The Dean of Southwark, the Very Revd Andrew Nunn, joined the group for the entry into Canterbury at the West Gate.
On reaching Canterbury Cathedral there was a welcome from Canon Emma Pennington, who has responsibility for pilgrims, followed by tea and cakes served by the Friends of Canterbury Cathedral.
A talk on the cathedral’s history, with an emphasis on St Thomas, was given by Canon Howard Such who is both an honorary minister of Canterbury as well as an honorary canon of Southwark.
After attending choral evensong the group received a pilgrim blessing from Canterbury’s Canon Andrew Dodd who is a former Area Dean of Southwark.
The day ended with a visit to the site of the Shrine of St Thomas.
Earlier the Bishop of Southwark, the Rt Revd Christopher Chessun, had spoken about pilgrimage when being interviewed on BBC Radio 4.
‘Pilgrimage starts with somebody feeling compelled to set off towards a destination and that starts as an individual response. But the beauty of pilgrimage is what happens along the way. You have companions along the way and in that companionship…things are discovered about yourself, about others. There is an encounter and … you feel part of a community.’
He added: ‘Southwark is the home of pilgrimage.’
London Bridge has long been the start of the pilgrimage to Canterbury.
This weekend it also becomes the start of the pilgrimage to Walsingham.
The Norfolk village holds the restored shrine of Our Lady of Walsingham which is a replica of her house in Nazareth.
Southwark Cathedral on London Bridge’s south end is the established setting out point for those walking the Pilgrims’ Way.
St Magnus the Martyr at the north of off the bridge will the setting out point for Walsingham.
The pavement of Old London Bridge ran under the porch of St Magnus. The chapel of St Thomas Becket in the middle of that crossing is depicted in a window at St Magnus.
Indeed Canterbury pilgrims may wish to visit St Magnus to see not only the window but the large scale model of Old London Bridge. It was its southern gateway, locked at curfew, which gave rise to pilgrims sleeping in Southwark inns in order to get en early start in the morning for Shooters Hill.
The first day’s objective for the Walsingham pilgrim will be Waltham Abbey.
The guidebook has been written by Andy Bull who, with help from the Confraternity of St James, is responsible for reviving the Walsingham walking route. At present there may be an increasing number of pilgrims to Walsingham but very few arrive on foot.

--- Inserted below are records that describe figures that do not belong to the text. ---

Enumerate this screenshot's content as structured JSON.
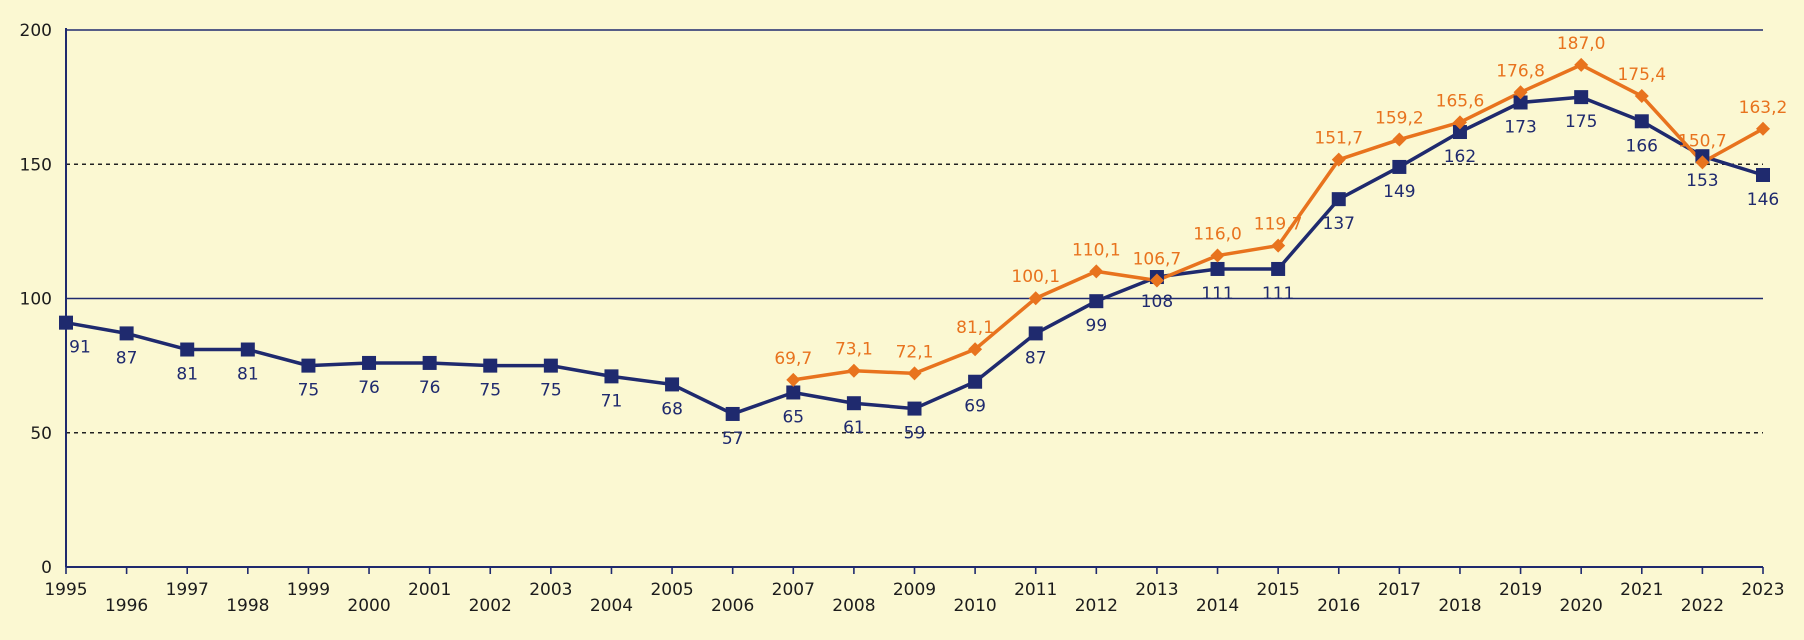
{
  "chart_data": {
    "type": "line",
    "x": [
      "1995",
      "1996",
      "1997",
      "1998",
      "1999",
      "2000",
      "2001",
      "2002",
      "2003",
      "2004",
      "2005",
      "2006",
      "2007",
      "2008",
      "2009",
      "2010",
      "2011",
      "2012",
      "2013",
      "2014",
      "2015",
      "2016",
      "2017",
      "2018",
      "2019",
      "2020",
      "2021",
      "2022",
      "2023"
    ],
    "y_ticks": [
      "0",
      "50",
      "100",
      "150",
      "200"
    ],
    "ylim": [
      0,
      200
    ],
    "grid": {
      "solid_at": [
        100,
        200
      ],
      "dashed_at": [
        50,
        150
      ]
    },
    "series": [
      {
        "color": "#1f2a6e",
        "marker": "square",
        "values": [
          91,
          87,
          81,
          81,
          75,
          76,
          76,
          75,
          75,
          71,
          68,
          57,
          65,
          61,
          59,
          69,
          87,
          99,
          108,
          111,
          111,
          137,
          149,
          162,
          173,
          175,
          166,
          153,
          146
        ],
        "labels": [
          "91",
          "87",
          "81",
          "81",
          "75",
          "76",
          "76",
          "75",
          "75",
          "71",
          "68",
          "57",
          "65",
          "61",
          "59",
          "69",
          "87",
          "99",
          "108",
          "111",
          "111",
          "137",
          "149",
          "162",
          "173",
          "175",
          "166",
          "153",
          "146"
        ]
      },
      {
        "color": "#e8731e",
        "marker": "diamond",
        "values": [
          null,
          null,
          null,
          null,
          null,
          null,
          null,
          null,
          null,
          null,
          null,
          null,
          69.7,
          73.1,
          72.1,
          81.1,
          100.1,
          110.1,
          106.7,
          116.0,
          119.7,
          151.7,
          159.2,
          165.6,
          176.8,
          187.0,
          175.4,
          150.7,
          163.2
        ],
        "labels": [
          null,
          null,
          null,
          null,
          null,
          null,
          null,
          null,
          null,
          null,
          null,
          null,
          "69,7",
          "73,1",
          "72,1",
          "81,1",
          "100,1",
          "110,1",
          "106,7",
          "116,0",
          "119,7",
          "151,7",
          "159,2",
          "165,6",
          "176,8",
          "187,0",
          "175,4",
          "150,7",
          "163,2"
        ]
      }
    ]
  }
}
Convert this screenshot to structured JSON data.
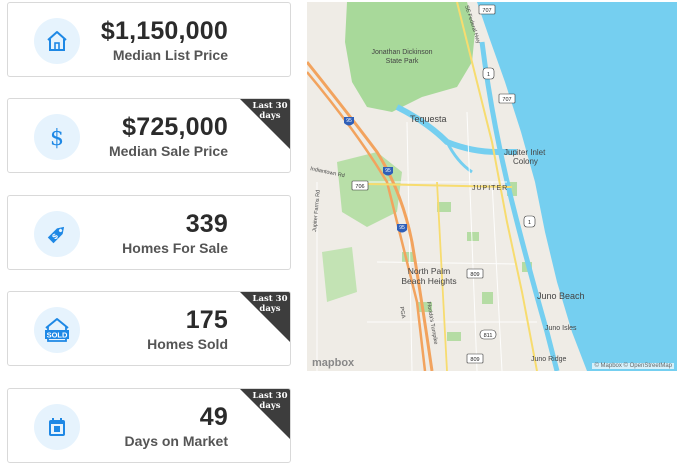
{
  "cards": [
    {
      "value": "$1,150,000",
      "label": "Median List Price",
      "icon": "house-icon"
    },
    {
      "value": "$725,000",
      "label": "Median Sale Price",
      "icon": "dollar-icon",
      "ribbon": "Last 30 days"
    },
    {
      "value": "339",
      "label": "Homes For Sale",
      "icon": "price-tag-icon"
    },
    {
      "value": "175",
      "label": "Homes Sold",
      "icon": "sold-house-icon",
      "ribbon": "Last 30 days"
    },
    {
      "value": "49",
      "label": "Days on Market",
      "icon": "calendar-icon",
      "ribbon": "Last 30 days"
    }
  ],
  "ribbons": {
    "line1": "Last 30",
    "line2": "days"
  },
  "sold_icon_text": "SOLD",
  "map": {
    "labels": {
      "park": "Jonathan Dickinson",
      "park2": "State Park",
      "tequesta": "Tequesta",
      "jupiter_inlet": "Jupiter Inlet",
      "colony": "Colony",
      "jupiter": "JUPITER",
      "north_palm": "North Palm",
      "beach_heights": "Beach Heights",
      "juno_beach": "Juno Beach",
      "juno_isles": "Juno Isles",
      "juno_ridge": "Juno Ridge",
      "indiantown": "Indiantown Rd",
      "jupiter_farms": "Jupiter Farms Rd",
      "federal": "SE Federal Hwy",
      "turnpike": "Florida's Turnpike",
      "pga": "PGA",
      "r707a": "707",
      "r707b": "707",
      "r706": "706",
      "r811": "811",
      "r809a": "809",
      "r809b": "809",
      "r95a": "95",
      "r95b": "95",
      "r95c": "95",
      "r1a": "1",
      "r1b": "1"
    },
    "logo": "mapbox",
    "attribution": "© Mapbox © OpenStreetMap"
  },
  "colors": {
    "accent": "#1e88e5",
    "icon_bg": "#e6f3fd",
    "ocean": "#75cff0",
    "park": "#a8d99a",
    "ribbon": "#3d3d3d"
  }
}
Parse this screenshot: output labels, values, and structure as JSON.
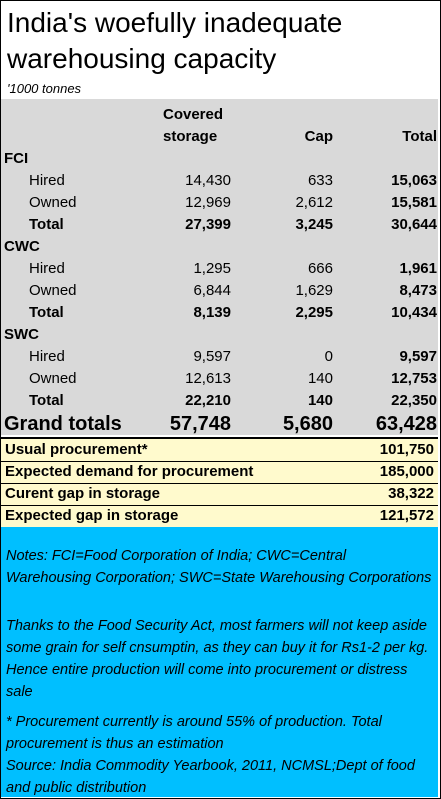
{
  "title_line1": "India's woefully inadequate",
  "title_line2": "warehousing capacity",
  "subtitle": "'1000 tonnes",
  "headers": {
    "covered_line1": "Covered",
    "covered_line2": "storage",
    "cap": "Cap",
    "total": "Total"
  },
  "groups": [
    {
      "name": "FCI",
      "rows": [
        {
          "label": "Hired",
          "covered": "14,430",
          "cap": "633",
          "total": "15,063"
        },
        {
          "label": "Owned",
          "covered": "12,969",
          "cap": "2,612",
          "total": "15,581"
        },
        {
          "label": "Total",
          "covered": "27,399",
          "cap": "3,245",
          "total": "30,644"
        }
      ]
    },
    {
      "name": "CWC",
      "rows": [
        {
          "label": "Hired",
          "covered": "1,295",
          "cap": "666",
          "total": "1,961"
        },
        {
          "label": "Owned",
          "covered": "6,844",
          "cap": "1,629",
          "total": "8,473"
        },
        {
          "label": "Total",
          "covered": "8,139",
          "cap": "2,295",
          "total": "10,434"
        }
      ]
    },
    {
      "name": "SWC",
      "rows": [
        {
          "label": "Hired",
          "covered": "9,597",
          "cap": "0",
          "total": "9,597"
        },
        {
          "label": "Owned",
          "covered": "12,613",
          "cap": "140",
          "total": "12,753"
        },
        {
          "label": "Total",
          "covered": "22,210",
          "cap": "140",
          "total": "22,350"
        }
      ]
    }
  ],
  "grand": {
    "label": "Grand totals",
    "covered": "57,748",
    "cap": "5,680",
    "total": "63,428"
  },
  "summary": [
    {
      "label": "Usual procurement*",
      "value": "101,750"
    },
    {
      "label": "Expected demand for procurement",
      "value": "185,000"
    },
    {
      "label": "Curent gap in storage",
      "value": "38,322"
    },
    {
      "label": "Expected gap in storage",
      "value": "121,572"
    }
  ],
  "notes": {
    "n1": "Notes: FCI=Food Corporation of India; CWC=Central Warehousing Corporation; SWC=State Warehousing Corporations",
    "n2": "Thanks to the Food Security Act, most farmers will not keep aside some grain for self cnsumptin, as they can buy it for Rs1-2 per kg.  Hence entire production will come into procurement or distress sale",
    "n3": "* Procurement currently is around 55% of production. Total procurement is thus an estimation",
    "n4": "Source: India Commodity Yearbook, 2011, NCMSL;Dept of food and public distribution"
  },
  "colors": {
    "table_bg": "#d9d9d9",
    "summary_bg": "#fffacd",
    "notes_bg": "#00bfff"
  }
}
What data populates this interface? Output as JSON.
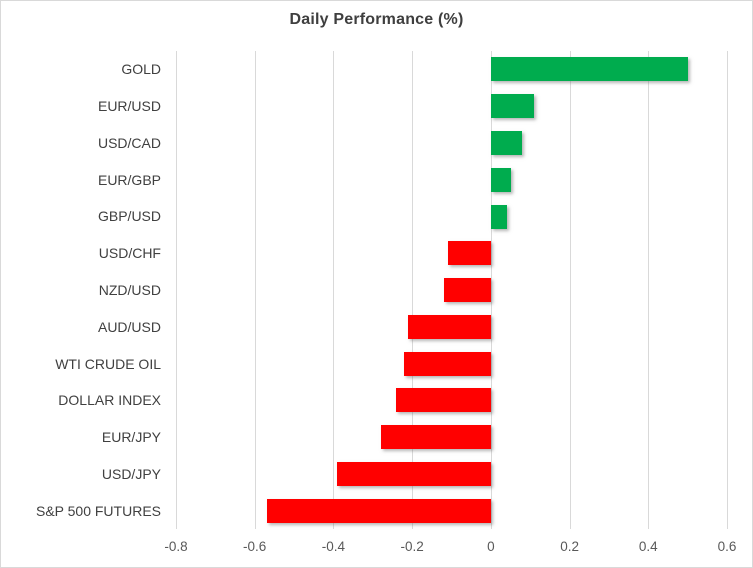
{
  "chart_data": {
    "type": "bar",
    "orientation": "horizontal",
    "title": "Daily Performance (%)",
    "categories": [
      "GOLD",
      "EUR/USD",
      "USD/CAD",
      "EUR/GBP",
      "GBP/USD",
      "USD/CHF",
      "NZD/USD",
      "AUD/USD",
      "WTI CRUDE OIL",
      "DOLLAR INDEX",
      "EUR/JPY",
      "USD/JPY",
      "S&P 500 FUTURES"
    ],
    "values": [
      0.5,
      0.11,
      0.08,
      0.05,
      0.04,
      -0.11,
      -0.12,
      -0.21,
      -0.22,
      -0.24,
      -0.28,
      -0.39,
      -0.57
    ],
    "xlabel": "",
    "ylabel": "",
    "xlim": [
      -0.8,
      0.6
    ],
    "xticks": {
      "values": [
        -0.8,
        -0.6,
        -0.4,
        -0.2,
        0,
        0.2,
        0.4,
        0.6
      ],
      "labels": [
        "-0.8",
        "-0.6",
        "-0.4",
        "-0.2",
        "0",
        "0.2",
        "0.4",
        "0.6"
      ]
    },
    "grid": true,
    "legend": false,
    "unit": "%",
    "colors": {
      "positive": "#00AC4E",
      "negative": "#FF0000"
    }
  },
  "style": {
    "background": "#FFFFFF",
    "border_color": "#D9D9D9",
    "gridline_color": "#D9D9D9",
    "title_color": "#3F3F3F",
    "category_label_color": "#404040",
    "tick_label_color": "#595959"
  }
}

There are plans for a pilgrim passport with stamps available along the route which eventually will be waymarked.
London to Walsingham Camino by Andy Bull (Trailblazer, £17.99)
This summer a small but fascinating display of medieval pilgrim badges can be found just inside Southwark Cathedral’s main entrance opposite the river.bc weather
Included are three 14th-century Thomas Becket badges, one being an ampulla, and a 15th-century example.
A rare find is a Boxley Abbey badge depicting its famous rood which had moving figures operated like puppets. Pilgrims from Southwark to Canterbury would have stopped at Boxley shortly after crossing the River Medway.
Today little remains of the abbey which is now a residence.
But the pilgrims still divert to an alternative lower route at Boxley as if still visiting the abbey which had accommodation. Now pilgrims walk through a vineyard above the monastic site to Boxley village which has an ancient church opposite a pub.
Also in the display are badges from Rocamador in France, Chester, Willesden and Windsor (for Henry VI who was nearly proclaimed as a saint.)
The badges are on loan from Colin Torode of Lionheart Replicas.
Admission to Southwark Cathedral is free.
The hidden Franciscan Gardens in the centre of Canterbury is maturing year by year as its restoration continues.
An interesting feature is the meadow next to Greyfriars Chapel which straddles a braid of the River Stour. The grass remains uncut all summer allowing a cycle of flowers to appear.